En plus de ses efforts pour attirer des professionnels qualifiés, la ville investit lourdement dans l'innovation en encourageant les investissements providentiels. « La Silicon Valley aux États-Unis et Israël sont devenus des centres d'innovation internationaux pour une raison importante, à savoir leur capacité d'attirer beaucoup d'investissements providentiels », explique M. Wang.

« Mais Shenzhen manque d'investissements providentiels, bien que l'on compte ici près de 50 000 sociétés et instituts de capital-risque et de capital-investissement ».

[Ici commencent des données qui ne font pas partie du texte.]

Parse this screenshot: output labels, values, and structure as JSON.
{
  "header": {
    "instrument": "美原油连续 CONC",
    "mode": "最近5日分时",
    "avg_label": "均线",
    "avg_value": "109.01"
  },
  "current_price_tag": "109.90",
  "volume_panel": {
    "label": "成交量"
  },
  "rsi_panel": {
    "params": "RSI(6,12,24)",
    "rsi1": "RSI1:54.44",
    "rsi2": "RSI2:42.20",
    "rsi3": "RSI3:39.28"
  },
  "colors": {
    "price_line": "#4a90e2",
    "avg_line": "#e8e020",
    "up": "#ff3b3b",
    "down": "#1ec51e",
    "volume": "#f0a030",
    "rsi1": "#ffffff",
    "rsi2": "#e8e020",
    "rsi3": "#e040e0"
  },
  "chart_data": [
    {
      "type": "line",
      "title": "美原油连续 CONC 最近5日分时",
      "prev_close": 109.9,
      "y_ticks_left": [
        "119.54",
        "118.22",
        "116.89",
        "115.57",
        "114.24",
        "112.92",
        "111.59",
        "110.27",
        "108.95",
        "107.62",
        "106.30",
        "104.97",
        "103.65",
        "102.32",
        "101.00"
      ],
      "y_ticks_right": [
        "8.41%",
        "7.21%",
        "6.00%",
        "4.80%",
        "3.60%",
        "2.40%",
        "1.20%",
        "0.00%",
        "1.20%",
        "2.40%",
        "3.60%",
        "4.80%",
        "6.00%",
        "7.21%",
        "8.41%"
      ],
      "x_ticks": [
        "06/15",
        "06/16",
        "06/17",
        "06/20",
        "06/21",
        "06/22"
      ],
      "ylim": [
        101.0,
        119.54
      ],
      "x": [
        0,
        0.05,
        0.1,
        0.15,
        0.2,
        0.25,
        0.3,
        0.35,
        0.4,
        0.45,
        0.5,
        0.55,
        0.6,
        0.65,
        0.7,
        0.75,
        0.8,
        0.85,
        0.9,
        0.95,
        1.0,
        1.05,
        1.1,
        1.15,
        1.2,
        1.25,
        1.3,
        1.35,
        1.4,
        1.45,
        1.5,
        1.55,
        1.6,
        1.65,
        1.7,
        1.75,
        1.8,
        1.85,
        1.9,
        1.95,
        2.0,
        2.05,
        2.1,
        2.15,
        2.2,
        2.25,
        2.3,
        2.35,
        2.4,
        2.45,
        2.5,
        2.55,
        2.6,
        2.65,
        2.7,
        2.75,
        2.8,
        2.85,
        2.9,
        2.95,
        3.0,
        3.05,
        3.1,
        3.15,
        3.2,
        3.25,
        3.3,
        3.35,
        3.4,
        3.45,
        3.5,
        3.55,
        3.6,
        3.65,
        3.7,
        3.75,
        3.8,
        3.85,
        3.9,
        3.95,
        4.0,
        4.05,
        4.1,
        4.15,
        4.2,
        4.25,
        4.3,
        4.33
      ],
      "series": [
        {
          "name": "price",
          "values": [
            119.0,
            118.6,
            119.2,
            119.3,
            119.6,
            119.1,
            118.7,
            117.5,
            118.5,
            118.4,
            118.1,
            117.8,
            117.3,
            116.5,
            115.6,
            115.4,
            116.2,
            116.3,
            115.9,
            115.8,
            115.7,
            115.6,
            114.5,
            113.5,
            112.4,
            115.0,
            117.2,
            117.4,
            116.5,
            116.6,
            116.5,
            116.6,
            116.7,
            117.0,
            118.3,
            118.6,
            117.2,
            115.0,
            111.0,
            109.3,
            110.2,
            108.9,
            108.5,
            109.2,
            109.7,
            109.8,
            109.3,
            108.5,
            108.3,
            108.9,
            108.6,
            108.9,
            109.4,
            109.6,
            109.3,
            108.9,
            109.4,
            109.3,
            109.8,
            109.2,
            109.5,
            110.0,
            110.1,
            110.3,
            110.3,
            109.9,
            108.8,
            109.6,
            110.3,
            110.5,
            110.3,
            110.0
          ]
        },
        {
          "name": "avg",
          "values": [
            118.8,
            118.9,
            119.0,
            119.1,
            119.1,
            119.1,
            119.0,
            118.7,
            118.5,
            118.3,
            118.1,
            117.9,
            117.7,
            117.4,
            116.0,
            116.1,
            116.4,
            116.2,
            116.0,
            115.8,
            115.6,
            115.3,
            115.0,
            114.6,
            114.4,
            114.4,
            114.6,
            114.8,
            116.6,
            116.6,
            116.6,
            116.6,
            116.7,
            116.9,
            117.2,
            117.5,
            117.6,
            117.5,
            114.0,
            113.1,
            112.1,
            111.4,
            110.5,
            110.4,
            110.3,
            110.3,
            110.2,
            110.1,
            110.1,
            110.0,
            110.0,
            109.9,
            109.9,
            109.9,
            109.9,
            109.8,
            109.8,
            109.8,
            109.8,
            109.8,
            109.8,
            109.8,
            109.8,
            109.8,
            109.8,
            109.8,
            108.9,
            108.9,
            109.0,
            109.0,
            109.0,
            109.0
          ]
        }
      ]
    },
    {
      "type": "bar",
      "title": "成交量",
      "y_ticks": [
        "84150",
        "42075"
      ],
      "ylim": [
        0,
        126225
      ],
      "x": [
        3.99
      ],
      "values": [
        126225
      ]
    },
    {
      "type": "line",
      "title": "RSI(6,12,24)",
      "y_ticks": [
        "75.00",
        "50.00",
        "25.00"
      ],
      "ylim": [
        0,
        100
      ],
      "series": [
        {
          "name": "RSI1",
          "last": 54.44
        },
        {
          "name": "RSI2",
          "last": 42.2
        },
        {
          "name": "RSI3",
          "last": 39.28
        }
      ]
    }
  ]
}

Pour remédier à la situation, la municipalité a créé cette année un fonds de fonds de 5 milliards de yuan centré sur les investissements providentiels. Un fonds de fonds est une stratégie d'investissement consistant à détenir un portefeuille de fonds d'investissement autres plutôt que d'investir directement dans des titres individuels.

« À l'origine, l'innovation nécessite beaucoup de patience et beaucoup d'investissements », souligne M. Wang, qui a exercé les fonctions de vice-ministre des sciences et de la technologie de 2010 à 2014. « Ce n'est pas quelque chose qui vous procurera un retour visible dans l'immédiat. Mais vous devez avoir une vision à long terme et faire les premiers pas. Le plus tôt, le mieux c'est ».

En matière de développement des activités high-tech, le prospère village de Nanling a hâte de prendre le train en marche. Début mai, il a créé un fonds de fonds de 500 millions de yuan provenant de ses revenus collectifs pour investir dans des start-up spécialisées dans des domaines d'activités stratégiques et naissantes, tels que la télécommunication 5G, la conception et la fabrication des puces électroniques, les sciences de l'intelligence artificielle et de la vie.

« Nous réfléchissons à ce qui pourrait être notre prochaine chance de développement, compte tenu des limites de nos ressources foncières et de l'augmentation des coûts de main d'œuvre », confie Zhang Yubiao, secrétaire du Parti et natif du village de Nanling. « Quand tout le monde se précipite dans la quête d'un meilleur développement, je voudrais pouvoir enlever mes chaussures pour courir encore plus vite ».

Et de conclure : « En prenant soin des jeunes entreprises, j'espère qu'un jour je pourrai emmener mes compagnons villageois sonner la cloche marquant l'ouverture d'un marché boursier ».